O político visionário que foi responsável pela demarcação da Região do Douro e pela criação da Companhia Geral da Agricultura das Vinhas do Alto Douro (1756) foi, contudo, ultrapassado por outra figura a quem a região não deverá menos. "Acabou por ser uma troca em boa hora", admite Maia Pinto, no decorrer duma visita que guiou o P2, na companhia da museóloga Natália Fauvrelle, a meio da semana passada, ainda em plena azáfama de montagem da nova exposição.
Nas oficinas do museu, algumas técnicas faziam os últimos retoques em retratos e peças ou limpavam as pratas - cedidas pela família e por várias instituições - que iriam ajudar a testemunhar o que foi o quotidiano desta mulher de perfil austero, com uma vida inteiramente dedicada ao seu Douro natal, onde viria também a morrer a 26 de Março de 1896, aos 84 anos.
Dois casamentos
No rés-do-chão, é reconstituída a vida burguesa no Porto de Dona Antónia e sua família - tanto os ascendentes, pai e avós, que lhe criaram um lastro cultural e material que viria a facilitar grandemente os seus negócios da vinha e do vinho, como os dois maridos.O primeiro, António Bernardo Ferreira Filho, playboy e homem do mundo, que haveria de morrer em 1844, aos 32 anos. "Diz-se que ele arruinou a fortuna do casal, mas acabou por deixar também um grande património com uma reserva de vinhos, uma biblioteca colossal, além de pratas e mobiliário", que faziam o recheio do palácio da Trindade, no Porto, explica Natália Fauvrelle, que, com a investigadora Isabel Cluny, é a responsável científica pela exposição.
Silva Torres (1808-1880) foi o segundo marido, casamento consumado em Londres (1856), após um nunca bem explicado episódio de tentativa de rapto da filha de AAF que terá mesmo envolvido o Duque de Saldanha, então primeiro-ministro de Portugal.
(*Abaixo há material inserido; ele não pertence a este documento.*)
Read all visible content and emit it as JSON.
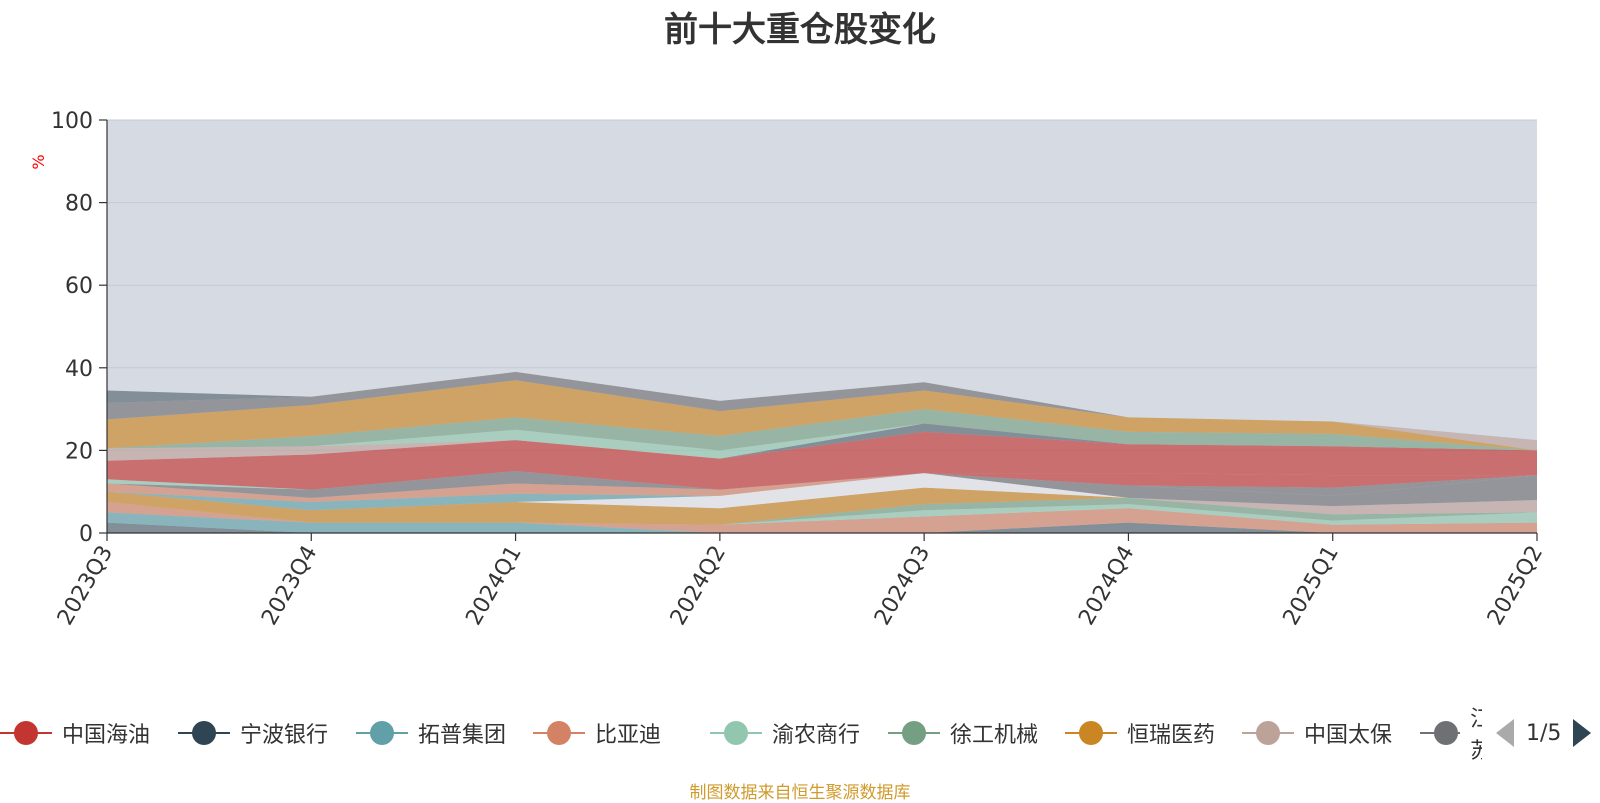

No centro da primeira sala pode ver-se a reconstituição do que era a sala de jantar do Palácio da Trindade: parte da mesa de 16 metros (pertença da Câmara Municipal do Porto) sobre um tapete de Arraiolos, decorada com peças da valiosa baixela de prata que o primeiro marido encomendou em Paris, quando quis ter uma igual à comprada para o czar russo!...
As certidões dos dois casamentos de Dona Antónia, retratos de membros da família e de figuras marcantes da época, e muitos outros documentos (uma carta de pêsames de D. Luís I, por exemplo) reconstituem o círculo de relações da Ferreirinha desde a sua terra até à corte, em Lisboa.
Há ainda uma sala dedicada ao negócio: livros de escrituração, fotografias de Domingos Alvão sobre os trabalhos no Douro, ou o exemplar da acção n.º 1 da empresa.
No piso de cima, prossegue o "simulacro" da reconstituição da vida no Douro. Entra-se pelo "portão" da Quinta do Porto, e está-se na casa duriense da Ferreirinha, nos antípodas da ostentação do palácio do período do seu primeiro marido no Porto: uma mesa para "jogar à bisca", o quarto, as roupas que usava (o pesado casacão preto, corpete e saiote idêntico ao que, segundo Camilo, a terá salvo do naufrágio no Douro que vitimou o Barão de Forrester), a capela, etc. Mas também o quotidiano da vida difícil dos trabalhadores, com a cardenha (dormitório) e os instrumentos do trabalho da vinha nesses anos difíceis das pragas (oídio e filoxera).
"A exposição é baseada numa ideia forte de cenografia", diz o director do MD, explicando que as dificuldades económicas do museu não permitiram apostar nas novas tecnologias "Se calhar, isso é uma vantagem, termos uma exposição menos virtual", acredita Maia Pinto, que lamenta, contudo, a impossibilidade de fazer acompanhar esta reconstituição da vida e da época com uma montagem teatral "que chegou a ser escrita por Mário Cláudio" e também com uma programação musical que completariam esta revisitação do Douro do século XIX.
Vai ser ainda lançado um catálogo com textos das duas comissárias e dos historiadores e investigadores: Conceição Andrade Martins, Jorge Pedreira, Gonçalo Vasconcelos e Sousa, Damião Velloso Ferreira, Fernando de Sousa e Carlos Melo Brito.